While protecting yourself from germs is important, it's also considerate to think of others especially when you are sick. Here are some "respiratory etiquette" tips from the CDC for keeping your germs to yourself:

 Cover your mouth and nose with a tissue when you cough or sneeze. It may prevent those around you from getting sick.

 After you use a tissue, throw it out. The germs will go with it.

 If you don't have a tissue, cough or sneeze into your upper sleeve, not your hands. That way you won't spread germs when you touch things with your hands.
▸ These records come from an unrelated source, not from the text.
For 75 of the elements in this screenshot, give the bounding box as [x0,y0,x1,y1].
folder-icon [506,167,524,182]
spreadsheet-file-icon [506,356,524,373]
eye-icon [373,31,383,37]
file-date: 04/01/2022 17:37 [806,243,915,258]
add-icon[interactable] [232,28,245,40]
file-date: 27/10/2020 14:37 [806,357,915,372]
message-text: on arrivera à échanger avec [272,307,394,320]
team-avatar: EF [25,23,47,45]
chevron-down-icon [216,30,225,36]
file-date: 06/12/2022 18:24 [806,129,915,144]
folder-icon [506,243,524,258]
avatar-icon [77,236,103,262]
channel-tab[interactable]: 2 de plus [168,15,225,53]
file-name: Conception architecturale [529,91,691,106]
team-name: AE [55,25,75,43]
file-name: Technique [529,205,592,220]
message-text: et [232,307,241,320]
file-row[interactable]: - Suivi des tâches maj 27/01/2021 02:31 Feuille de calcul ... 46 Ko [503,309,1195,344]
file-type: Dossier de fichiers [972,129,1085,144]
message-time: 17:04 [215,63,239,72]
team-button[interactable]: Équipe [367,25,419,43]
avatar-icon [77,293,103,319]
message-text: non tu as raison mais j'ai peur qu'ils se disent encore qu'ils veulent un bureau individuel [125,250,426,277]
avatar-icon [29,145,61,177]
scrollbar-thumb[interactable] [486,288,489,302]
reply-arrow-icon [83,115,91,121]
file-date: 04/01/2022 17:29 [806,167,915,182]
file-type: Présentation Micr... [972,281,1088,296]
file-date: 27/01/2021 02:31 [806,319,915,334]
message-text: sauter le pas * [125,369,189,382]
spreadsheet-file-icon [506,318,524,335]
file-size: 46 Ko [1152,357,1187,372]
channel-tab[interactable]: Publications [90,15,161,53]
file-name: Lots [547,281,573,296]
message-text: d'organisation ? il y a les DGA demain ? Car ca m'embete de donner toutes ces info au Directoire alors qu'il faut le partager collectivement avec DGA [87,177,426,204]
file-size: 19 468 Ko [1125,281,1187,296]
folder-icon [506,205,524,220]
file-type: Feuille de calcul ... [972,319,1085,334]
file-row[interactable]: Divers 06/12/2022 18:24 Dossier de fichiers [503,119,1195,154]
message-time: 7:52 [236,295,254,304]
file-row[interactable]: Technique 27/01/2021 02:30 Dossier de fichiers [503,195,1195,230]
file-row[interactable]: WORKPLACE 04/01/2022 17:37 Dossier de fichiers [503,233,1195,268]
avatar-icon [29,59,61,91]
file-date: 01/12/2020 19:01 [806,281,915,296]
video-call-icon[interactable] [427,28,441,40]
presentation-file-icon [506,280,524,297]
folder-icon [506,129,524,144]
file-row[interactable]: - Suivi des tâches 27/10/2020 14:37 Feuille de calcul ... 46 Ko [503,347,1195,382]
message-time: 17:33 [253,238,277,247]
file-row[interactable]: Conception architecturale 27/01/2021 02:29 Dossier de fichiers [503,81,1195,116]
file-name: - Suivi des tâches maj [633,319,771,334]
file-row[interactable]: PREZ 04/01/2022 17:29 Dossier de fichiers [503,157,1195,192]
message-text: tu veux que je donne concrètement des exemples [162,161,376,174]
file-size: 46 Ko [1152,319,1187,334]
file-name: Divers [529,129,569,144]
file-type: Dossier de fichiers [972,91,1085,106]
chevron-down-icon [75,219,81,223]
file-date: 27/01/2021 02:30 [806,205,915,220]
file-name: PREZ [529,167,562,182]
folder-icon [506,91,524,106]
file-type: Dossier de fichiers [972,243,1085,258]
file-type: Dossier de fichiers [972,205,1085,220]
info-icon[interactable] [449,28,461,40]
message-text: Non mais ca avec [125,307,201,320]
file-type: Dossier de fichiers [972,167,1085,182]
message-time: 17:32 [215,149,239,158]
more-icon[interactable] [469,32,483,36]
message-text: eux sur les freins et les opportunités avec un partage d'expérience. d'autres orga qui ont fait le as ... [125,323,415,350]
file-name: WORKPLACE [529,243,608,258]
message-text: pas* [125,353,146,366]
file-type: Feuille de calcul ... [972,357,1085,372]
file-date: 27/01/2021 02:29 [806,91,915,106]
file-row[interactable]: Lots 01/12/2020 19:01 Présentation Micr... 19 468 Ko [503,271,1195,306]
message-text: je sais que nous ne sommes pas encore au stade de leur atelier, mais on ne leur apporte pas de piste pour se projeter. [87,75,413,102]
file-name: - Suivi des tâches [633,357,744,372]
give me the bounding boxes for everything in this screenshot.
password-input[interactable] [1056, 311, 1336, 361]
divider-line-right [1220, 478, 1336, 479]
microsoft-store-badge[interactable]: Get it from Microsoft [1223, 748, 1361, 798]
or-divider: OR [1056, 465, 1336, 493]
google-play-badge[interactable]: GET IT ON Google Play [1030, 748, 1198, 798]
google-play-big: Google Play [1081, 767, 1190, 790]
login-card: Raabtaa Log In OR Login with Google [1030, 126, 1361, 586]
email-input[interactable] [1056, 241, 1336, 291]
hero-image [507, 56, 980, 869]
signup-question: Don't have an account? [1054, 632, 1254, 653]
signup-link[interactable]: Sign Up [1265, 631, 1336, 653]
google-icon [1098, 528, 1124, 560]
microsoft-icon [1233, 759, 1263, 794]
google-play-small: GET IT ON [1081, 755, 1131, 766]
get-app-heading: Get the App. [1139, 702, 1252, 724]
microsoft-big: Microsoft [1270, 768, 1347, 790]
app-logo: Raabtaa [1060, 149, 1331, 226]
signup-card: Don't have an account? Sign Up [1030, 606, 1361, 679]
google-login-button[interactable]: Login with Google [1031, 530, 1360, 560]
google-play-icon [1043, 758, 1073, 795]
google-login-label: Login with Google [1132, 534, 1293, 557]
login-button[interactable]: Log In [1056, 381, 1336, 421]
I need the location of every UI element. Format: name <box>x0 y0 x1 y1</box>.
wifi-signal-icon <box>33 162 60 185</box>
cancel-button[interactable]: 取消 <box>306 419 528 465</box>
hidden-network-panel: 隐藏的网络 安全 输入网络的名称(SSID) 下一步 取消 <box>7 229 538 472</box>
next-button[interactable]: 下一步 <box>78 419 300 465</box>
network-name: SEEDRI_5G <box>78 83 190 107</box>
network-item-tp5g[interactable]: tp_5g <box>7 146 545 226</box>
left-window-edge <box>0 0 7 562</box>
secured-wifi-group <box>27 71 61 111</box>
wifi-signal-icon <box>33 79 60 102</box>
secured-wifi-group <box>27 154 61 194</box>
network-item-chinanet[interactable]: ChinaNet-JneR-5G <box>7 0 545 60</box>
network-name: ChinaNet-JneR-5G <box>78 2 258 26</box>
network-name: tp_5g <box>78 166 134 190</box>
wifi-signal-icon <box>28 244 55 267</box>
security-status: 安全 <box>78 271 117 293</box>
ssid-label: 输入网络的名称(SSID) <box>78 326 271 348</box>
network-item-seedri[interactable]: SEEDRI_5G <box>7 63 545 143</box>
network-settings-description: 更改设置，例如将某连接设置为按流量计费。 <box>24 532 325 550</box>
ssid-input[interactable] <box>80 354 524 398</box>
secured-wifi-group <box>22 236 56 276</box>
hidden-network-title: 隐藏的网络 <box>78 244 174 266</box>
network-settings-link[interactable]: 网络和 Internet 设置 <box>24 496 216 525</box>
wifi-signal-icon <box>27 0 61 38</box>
 Clean your hands after coughing or sneezing. Use soap and water or clean with an alcohol-based waterless hand cleanser. Forty-two percent of workers in the Kimberly-Clark survey selected this as the one thing they would most like colleagues to do if they came to work sick.

 Lastly, if you can, stay home when you're sick. If you stay away from work or errands when you are sick, you will help prevent others from catching your illness. This was the top choice among workers for preventing the spread of germs in the workplace, according to the Kimberly-Clark survey. After this, workers chose an arsenal of germ-fighting products including: waterless hand sanitizers for every desk, germ-killing paper towels and facial tissue and antimicrobial soap, and installing ultraviolet lamps in ventilation systems to kill germs and disinfect workplace air.

Sometimes despite everyone's best efforts, illness still strikes. If it does, get plenty of rest and drink lots of fluids.